Badri further clarified, “In case of players like eBay and SoftBank US, which are US-based players, Article 13 of the Indo-US treaty will get triggered. Similarly, Tiger Global, which had apparently invested in Flipkart Singapore through its Mauritius fund, the Indo-Mauritius treaty will be applicable.”

According to Article 13 of Indo-US treaty,

Except as provided in Article 8 (Shipping and Air Transport) of this Convention, each Contracting State may tax capital gain in accordance with the provisions of its domestic law.

“In the case of SoftBank US’s share transfer to Walmart, the withholding tax, depending on the time they were held, is likely to be 10%. In the case of Tiger Global’s share transfer to Walmart through its Mauritius fund, the deal papers are still not in the public domain, so the picture is not yet clear. As per the Indo-Mauritius treaty, there are chances that Tiger Global may not have to pay the withholding tax at all,” added Badri.

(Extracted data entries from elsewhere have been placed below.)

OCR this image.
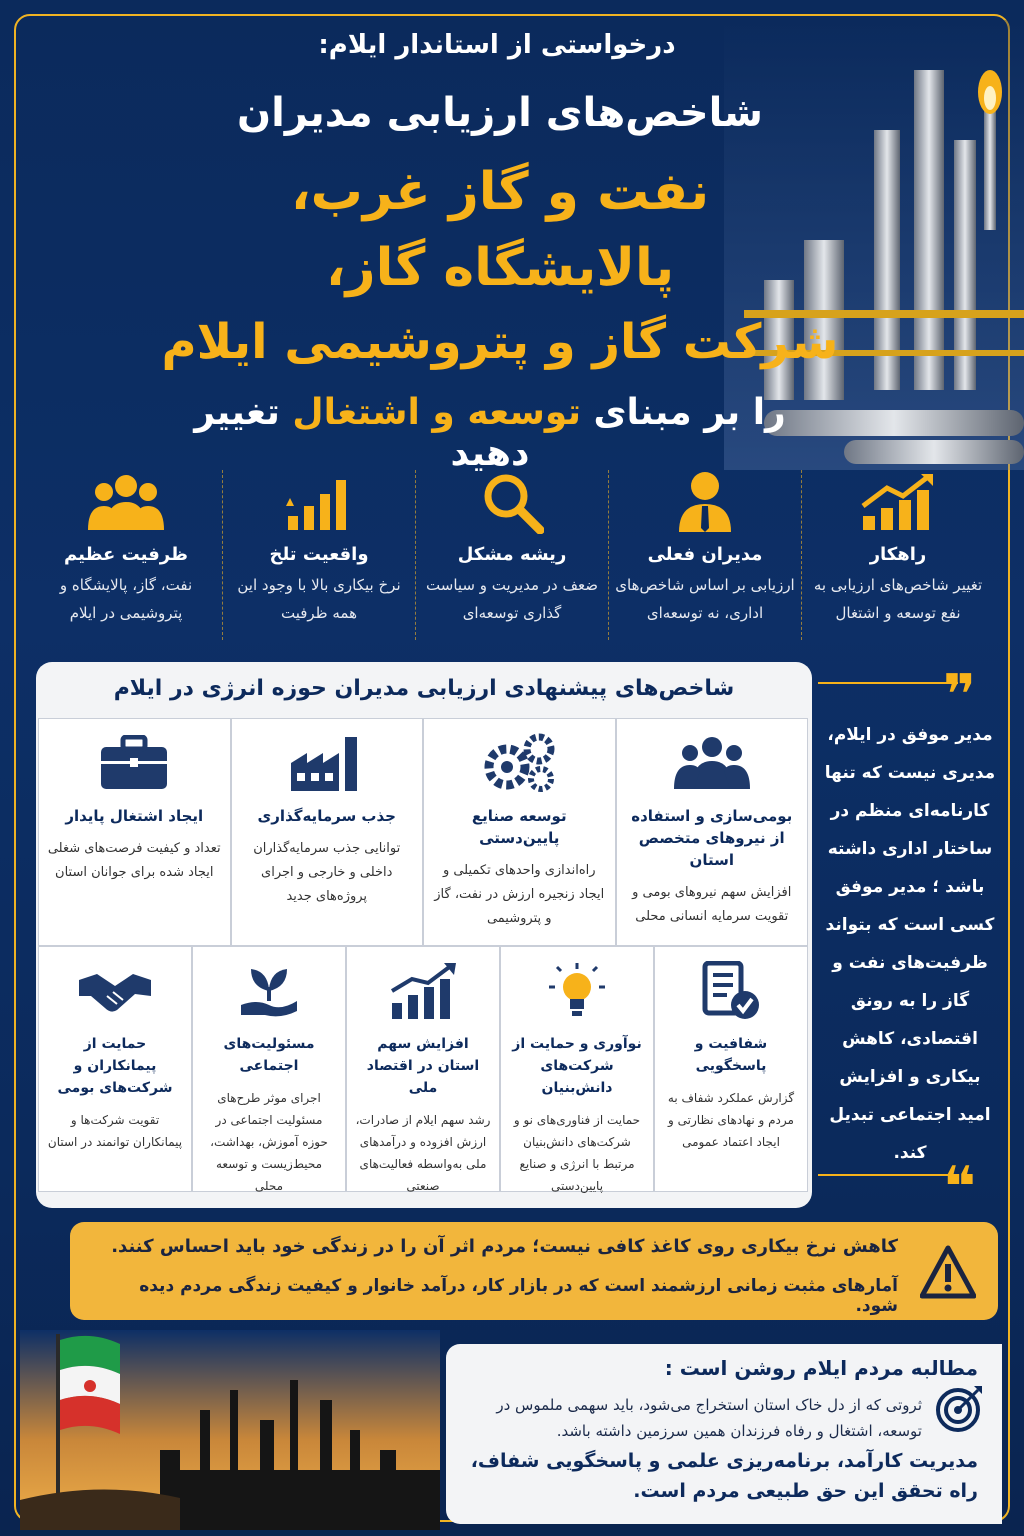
درخواستی از استاندار ایلام:
شاخص‌های ارزیابی مدیران
نفت و گاز غرب،
پالایشگاه گاز،
شرکت گاز و پتروشیمی ایلام
را بر مبنای توسعه و اشتغال تغییر دهید
راهکار
تغییر شاخص‌های ارزیابی به نفع توسعه و اشتغال
مدیران فعلی
ارزیابی بر اساس شاخص‌های اداری، نه توسعه‌ای
ریشه مشکل
ضعف در مدیریت و سیاست گذاری توسعه‌ای
واقعیت تلخ
نرخ بیکاری بالا با وجود این همه ظرفیت
ظرفیت عظیم
نفت، گاز، پالایشگاه و پتروشیمی در ایلام
شاخص‌های پیشنهادی ارزیابی مدیران حوزه انرژی در ایلام
بومی‌سازی و استفاده از نیروهای متخصص استان
افزایش سهم نیروهای بومی و تقویت سرمایه انسانی محلی
توسعه صنایع پایین‌دستی
راه‌اندازی واحدهای تکمیلی و ایجاد زنجیره ارزش در نفت، گاز و پتروشیمی
جذب سرمایه‌گذاری
توانایی جذب سرمایه‌گذاران داخلی و خارجی و اجرای پروژه‌های جدید
ایجاد اشتغال پایدار
تعداد و کیفیت فرصت‌های شغلی ایجاد شده برای جوانان استان
شفافیت و پاسخگویی
گزارش عملکرد شفاف به مردم و نهادهای نظارتی و ایجاد اعتماد عمومی
نوآوری و حمایت از شرکت‌های دانش‌بنیان
حمایت از فناوری‌های نو و شرکت‌های دانش‌بنیان مرتبط با انرژی و صنایع پایین‌دستی
افزایش سهم استان در اقتصاد ملی
رشد سهم ایلام از صادرات، ارزش افزوده و درآمدهای ملی به‌واسطه فعالیت‌های صنعتی
مسئولیت‌های اجتماعی
اجرای موثر طرح‌های مسئولیت اجتماعی در حوزه آموزش، بهداشت، محیط‌زیست و توسعه محلی
حمایت از پیمانکاران و شرکت‌های بومی
تقویت شرکت‌ها و پیمانکاران توانمند در استان
❞
مدیر موفق در ایلام، مدیری نیست که تنها کارنامه‌ای منظم در ساختار اداری داشته باشد ؛ مدیر موفق کسی است که بتواند ظرفیت‌های نفت و گاز را به رونق اقتصادی، کاهش بیکاری و افزایش امید اجتماعی تبدیل کند.
❝
کاهش نرخ بیکاری روی کاغذ کافی نیست؛ مردم اثر آن را در زندگی خود باید احساس کنند.
آمارهای مثبت زمانی ارزشمند است که در بازار کار، درآمد خانوار و کیفیت زندگی مردم دیده شود.
مطالبه مردم ایلام روشن است :
ثروتی که از دل خاک استان استخراج می‌شود، باید سهمی ملموس در توسعه، اشتغال و رفاه فرزندان همین سرزمین داشته باشد.
مدیریت کارآمد، برنامه‌ریزی علمی و پاسخگویی شفاف، راه تحقق این حق طبیعی مردم است.
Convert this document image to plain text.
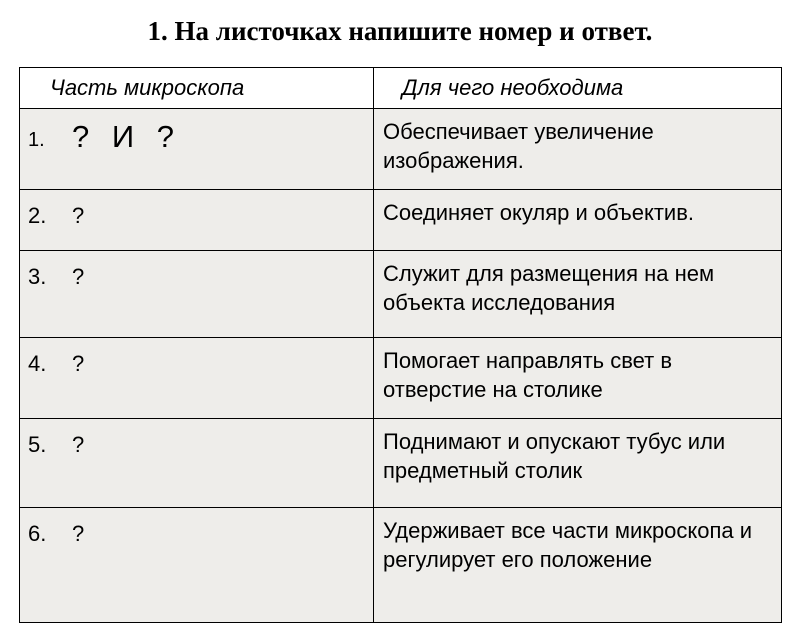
1. На листочках напишите номер и ответ.
Часть микроскопа	Для чего необходима
1. ? И ?	Обеспечивает увеличение изображения.
2. ?	Соединяет окуляр и объектив.
3. ?	Служит для размещения на нем объекта исследования
4. ?	Помогает направлять свет в отверстие на столике
5. ?	Поднимают и опускают тубус или предметный столик
6. ?	Удерживает все части микроскопа и регулирует его положение
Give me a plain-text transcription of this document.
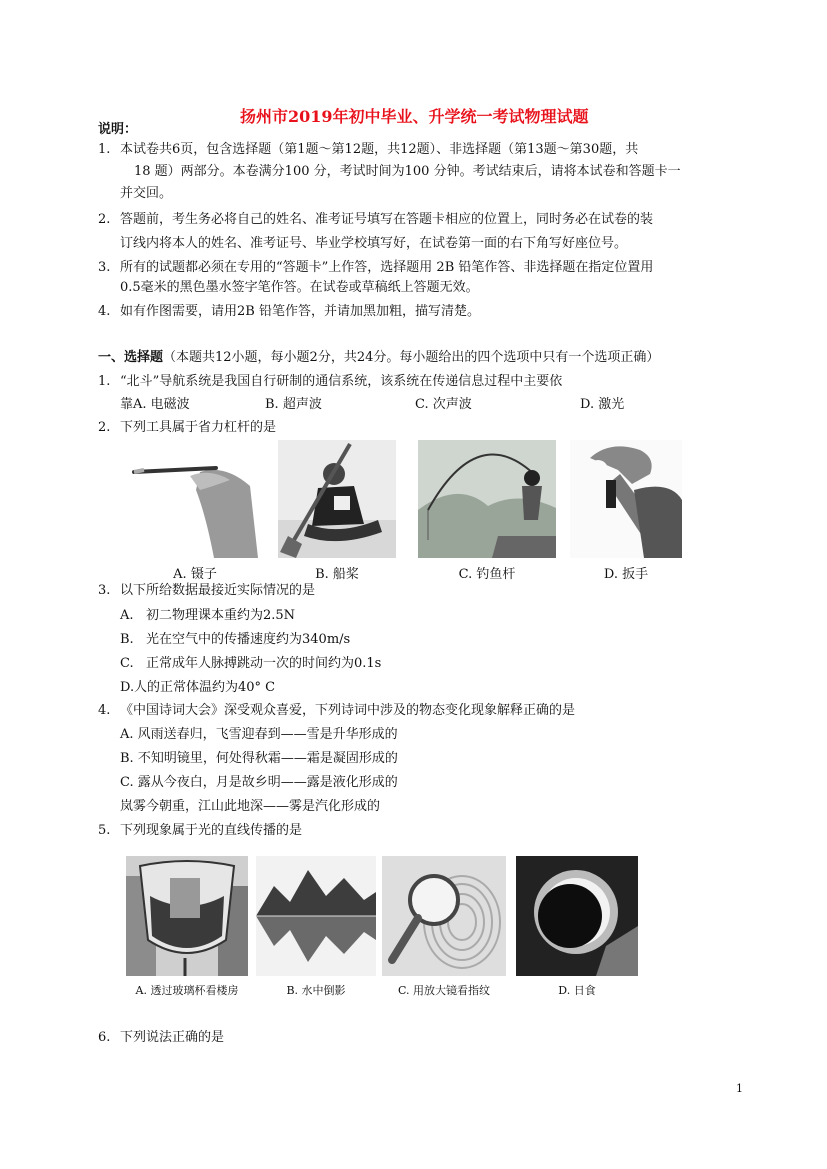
扬州市2019年初中毕业、升学统一考试物理试题
说明：
1. 本试卷共6页，包含选择题（第1题～第12题，共12题）、非选择题（第13题～第30题，共
18 题）两部分。本卷满分100 分，考试时间为100 分钟。考试结束后，请将本试卷和答题卡一
并交回。
2. 答题前，考生务必将自己的姓名、准考证号填写在答题卡相应的位置上，同时务必在试卷的装
订线内将本人的姓名、准考证号、毕业学校填写好，在试卷第一面的右下角写好座位号。
3. 所有的试题都必须在专用的“答题卡”上作答，选择题用 2B 铅笔作答、非选择题在指定位置用
0.5毫米的黑色墨水签字笔作答。在试卷或草稿纸上答题无效。
4. 如有作图需要，请用2B 铅笔作答，并请加黑加粗，描写清楚。
一、选择题（本题共12小题，每小题2分，共24分。每小题给出的四个选项中只有一个选项正确）
1. “北斗”导航系统是我国自行研制的通信系统，该系统在传递信息过程中主要依
靠A. 电磁波	B. 超声波	C. 次声波	D. 激光
2. 下列工具属于省力杠杆的是
A. 镊子	B. 船桨	C. 钓鱼杆	D. 扳手
3. 以下所给数据最接近实际情况的是
A. 初二物理课本重约为2.5N
B. 光在空气中的传播速度约为340m/s
C. 正常成年人脉搏跳动一次的时间约为0.1s
D. 人的正常体温约为40° C
4. 《中国诗词大会》深受观众喜爱，下列诗词中涉及的物态变化现象解释正确的是
A. 风雨送春归，飞雪迎春到——雪是升华形成的
B. 不知明镜里，何处得秋霜——霜是凝固形成的
C. 露从今夜白，月是故乡明——露是液化形成的
岚雾今朝重，江山此地深——雾是汽化形成的
5. 下列现象属于光的直线传播的是
A. 透过玻璃杯看楼房	B. 水中倒影	C. 用放大镜看指纹	D. 日食
6. 下列说法正确的是
1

The tax treaty between India and Mauritius applicable in this case says: “Gains from the alienation of shares acquired on or after 1st April 2017 in a company which is resident of a Contracting State may be taxed in that State. However, the tax rate on the gains referred to in paragraph 3A of this Article and arising during the period beginning on 1st April, 2017 and ending on 31st March, 2019 shall not exceed 50% of the tax rate applicable on such gains in the State of residence of the company whose shares are being alienated.”

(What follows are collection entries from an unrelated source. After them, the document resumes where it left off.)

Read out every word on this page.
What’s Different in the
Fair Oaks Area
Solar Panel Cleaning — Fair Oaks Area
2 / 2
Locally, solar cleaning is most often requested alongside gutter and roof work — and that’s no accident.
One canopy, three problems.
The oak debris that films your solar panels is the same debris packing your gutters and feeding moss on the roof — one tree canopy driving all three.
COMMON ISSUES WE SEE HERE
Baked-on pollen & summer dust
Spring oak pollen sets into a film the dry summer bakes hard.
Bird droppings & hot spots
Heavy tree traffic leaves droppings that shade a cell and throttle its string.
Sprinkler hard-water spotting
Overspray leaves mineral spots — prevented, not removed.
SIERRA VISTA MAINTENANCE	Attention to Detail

Hence, it will depend on explainability of the deal how does it invoke the treaty. “As India has signed treaties with almost all the countries involved in this deal, there is clarity pertaining to the double tax issue,” said the person quoted earlier in this article.

Walmart May Sell Part of Flipkart Stake To Other Investors

According to the official statement shared by Flipkart, Walmart’s investment includes $2 Bn of new equity funding, which will help Flipkart accelerate growth in the future. Walmart and Flipkart are also in discussions with additional potential investors who may join the round, which could result in Walmart’s investment stake shrinking after the transaction is complete. Even so, the company will retain a clear majority ownership.

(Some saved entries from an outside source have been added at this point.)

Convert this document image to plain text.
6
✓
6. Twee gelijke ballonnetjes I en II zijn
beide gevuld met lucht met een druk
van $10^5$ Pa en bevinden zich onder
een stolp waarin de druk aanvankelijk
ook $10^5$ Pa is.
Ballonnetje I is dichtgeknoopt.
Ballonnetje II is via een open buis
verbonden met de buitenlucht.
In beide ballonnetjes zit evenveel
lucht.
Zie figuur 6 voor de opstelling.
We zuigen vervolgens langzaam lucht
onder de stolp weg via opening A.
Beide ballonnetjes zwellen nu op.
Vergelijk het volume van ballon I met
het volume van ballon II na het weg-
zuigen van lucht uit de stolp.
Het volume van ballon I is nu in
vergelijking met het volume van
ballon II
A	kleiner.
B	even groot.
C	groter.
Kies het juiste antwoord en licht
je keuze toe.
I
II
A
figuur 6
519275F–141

Meanwhile, the Alphabet-Flipkart deal will actually occur between Walmart and Alphabet, or between two US companies involving a capital asset based in India.

The statement further stated that to finance the investment, Walmart intends to use a combination of newly issued debt and cash on hand. Upon closing the deal, Flipkart’s financials will be reported as part of Walmart’s international business segment. If the transaction were to close at the end of the second quarter of this fiscal year, Walmart expects a negative impact to its FY19 EPS (earnings per share) of approximately $0.25 to $0.30, which includes incremental interest expense related to the investment.

Since Flipkart Singapore holds more than 51% of Flipkart India, “as per Section 79 of the Income Tax Act, losses can’t be carried forward or set off while shareholders are changing hands,” said the first lawyer.

Compared to the Vodafone-Hutch Essar deal which occurred over 10 years ago in 2007, today’s laws and treaties are far clearer and conducive to international deals. With India having signed treaties with various countries, as the lawyers suggest, the tax complexities can be resolved. Also the Indian government, which is promoting investment in India with its tagline ‘Invest India’, won’t allow the Income Tax department to go aggressive, as was the case in the Vodafone deal.

The exact withholding tax figures relating to the Flipkart-Walmart deal will, however, be clear only once the acquisition filings come in the public domain.